Steve Turner
Former Editor, 5.0 Mustang & Super Fords
October 1, 2008
The KR features not only revised styling, but also a slick aero package. SVT engineers spent a lot of time in the wind tunnel perfecting it, and it's said to provide 31 percent more downforce and actually yields a slight improvement of 0.4 second from 0 to 150 mph. Aside from the obvious hood, the KR sports a thin, aggressive carbon-fiber front splitter and utilizes the rear wing from the V-6 Mustang to round out the stable, slippery package. "You have to experience the new KR at speed in a curve to feel the difference," says SVT Product Design Specialist John Pfeiffer. "It has an absolutely minimal aero movement of just 54 lb-ft at 120 mph, a 92-percent improvement versus the GT500. That's central to its confident handling ability because it's just as happy at 120 mph as it is at 60."

It was a familiar scene for me as we rolled into Miller Motorsports Park for the road course portion of the KR program, but in a change from many other events in the past, Ford truly brought out its Steed For Every Need lineup for the press to experience. As such, I was able to drive a Mustang GT, a Shelby GT, a Bullitt, a Miller School Car, a GT500, and a GT500KR all in one day. It was an orgiastic feast of performance for a Mustang lover, and besides an enjoyable experience, it provided a much needed refresher on the personalities of all these different Mustangs. Not surprisingly, the KR was the most fun, but I really liked the Bullitt on the road course, too.

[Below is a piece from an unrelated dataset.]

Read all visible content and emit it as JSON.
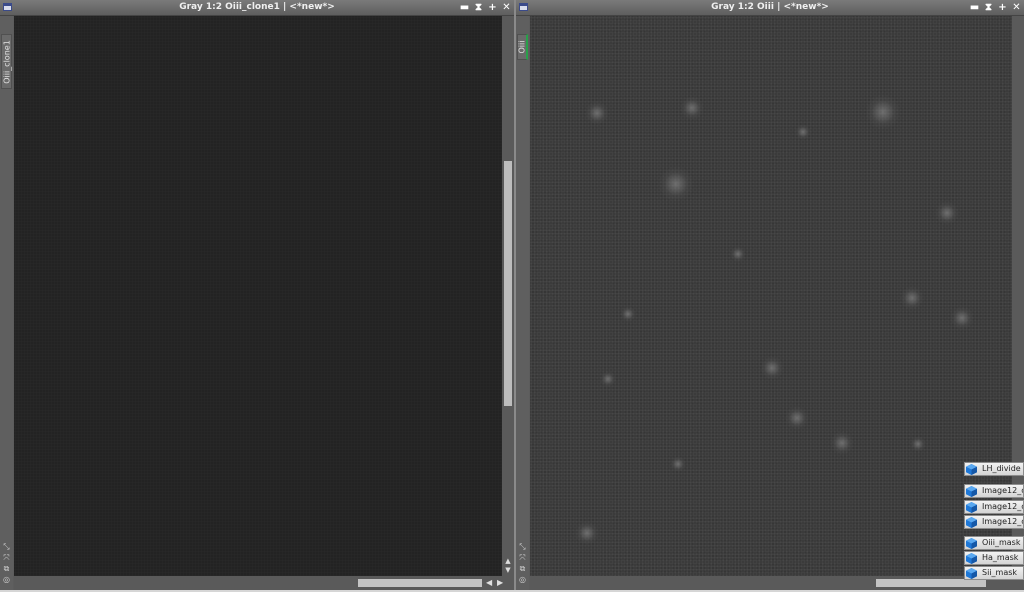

Gathering up all the willpower I have, I resisted the urge to jump in the KR and blast as many laps as I could. I really wanted to climb the ladder in order, so before driving the top dog, I made a point of driving the base GT500 first. Given that I have personal GT500 experience, it was still enlightening to drive these cars back to back. Just as I remembered, the plush factory GT500 suspension does an admirable job balancing comfort with an acceptable level of balance. Sure, it plows at the limit, but for a musclecar it does a fair job of carving corners.

You'd think moving to essentially the same car with a few improvements wouldn't be a big deal, right? The KR performed well on the street twisties and wasn't harsh-could the track improvement be that big? In short, yes. The improvement was huge, and the reason is two-fold: a new suspension and a developed-for-the-KR Goodyear tire compound. However, the results provided a near night-and-day difference in the car's handling. Where the GT500 wallows, the KR remains resolute; where the GT500 pushes, the KR turns in. Impressive stuff!

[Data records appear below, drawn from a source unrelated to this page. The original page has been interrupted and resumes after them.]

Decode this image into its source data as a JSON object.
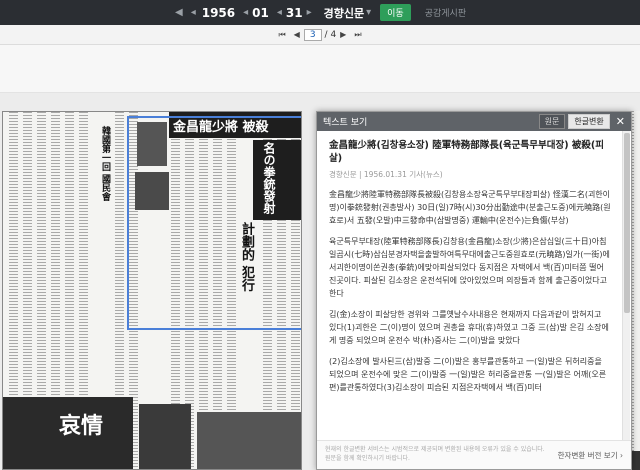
{
  "topbar": {
    "year": "1956",
    "month": "01",
    "day": "31",
    "publication": "경향신문",
    "move_button": "이동",
    "board_link": "공감게시판"
  },
  "pagebar": {
    "current_page": "3",
    "total_pages": "/ 4"
  },
  "text_panel": {
    "title": "텍스트 보기",
    "tabs": [
      "원문",
      "한글변환"
    ],
    "article_title": "金昌龍少將(김창용소장) 陸軍特務部隊長(육군특무부대장) 被殺(피살)",
    "meta": "경향신문 | 1956.01.31 기사(뉴스)",
    "paragraphs": [
      "金昌龍少將陸軍特務部隊長被殺(김창용소장육군특무부대장피살) 怪漢二名(괴한이명)이拳銃發射(권총발사) 30日(일)7時(시)30分出勤途中(분출근도중)에元曉路(원효로)서 五發(오발)中三發命中(삼발명중) 運輸中(운전수)는負傷(부상)",
      "육군특무부대장(陸軍特務部隊長)김창용(金昌龍)소장(少將)은삼십일(三十日)아침일곱시(七時)삼십분경자택을출발하여특무대에출근도중원효로(元曉路)일가(一街)에서괴한이명이쏜권총(拳銃)에맞아피살되었다 동지점은 자택에서 백(百)미터쯤 떨어진곳이다. 피살된 김소장은 운전석뒤에 앉아있었으며 의장들과 함께 출근중이었다고 한다",
      "김(金)소장이 피살당한 경위와 그를옛날수사내용은 현재까지 다음과같이 밝혀지고 있다(1)괴한은 二(이)명이 였으며 권총을 휴대(휴)하였고 그중 三(삼)발 은김 소장에게 명중 되었으며 운전수 박(朴)중사는 二(이)발을 맞았다",
      "(2)김소장에 발사된三(삼)발중 二(이)발은 홍부를관통하고 一(일)발은 뒤허리중을 되었으며 운전수에 맞은 二(이)발중 一(일)발은 허리중을관통 一(일)발은 어깨(오른편)를관통하였다(3)김소장이 피습된 지점은자택에서 백(百)미터"
    ],
    "footer_note": "현재의 한글변환 서비스는 시범적으로 제공되며 변환된 내용에 오류가 있을 수 있습니다. 원문을 함께 확인하시기 바랍니다.",
    "footer_link": "한자변환 버전 보기 ›"
  },
  "newspaper": {
    "headline_main": "金昌龍少將 被殺",
    "headline_sub": "名の拳銃發射",
    "headline_right": "計劃的 犯行",
    "headline_left": "韓國第一回 國民會",
    "ad_title": "哀情"
  }
}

In the end, it was tough for me to give up my seat in the KR and trudge out trackside to do my photographic duty. What's tougher is knowing that only a few of these cars will ever be driven as hard as they deserve to be driven. The improvements in the appearance, exhaust, and handling made the marginal horsepower improvements a nonissue. The KR is an all-around better car. Of course, you can do a lot with a base GT500 and $40,000. For now, however, the GT500KR holds the factory Mustang crown, and it's worthy to do so.

Apparently, running the KRs down the assembly line at Auto Alliance posed a number of difficulties that led to them being converted at Shelby Automobiles. Ford and SVT made sure to bring the Shelby team up to speed on all their quality initiatives, as Ford has an impressive quality rating to uphold on the GT500. As such, the cars are shipped from AAI as unsaleable, preconversion cars that are then converted to KR specs before being shipped off to lucky new owners in an enclosed trailer.

I was lucky enough to tour the Shelby facility while some of the same cars we drove in Utah were being assembled, and I walked away quite impressed with the operation. Suffice it to say, a lot of work goes into crowning a King of the Road.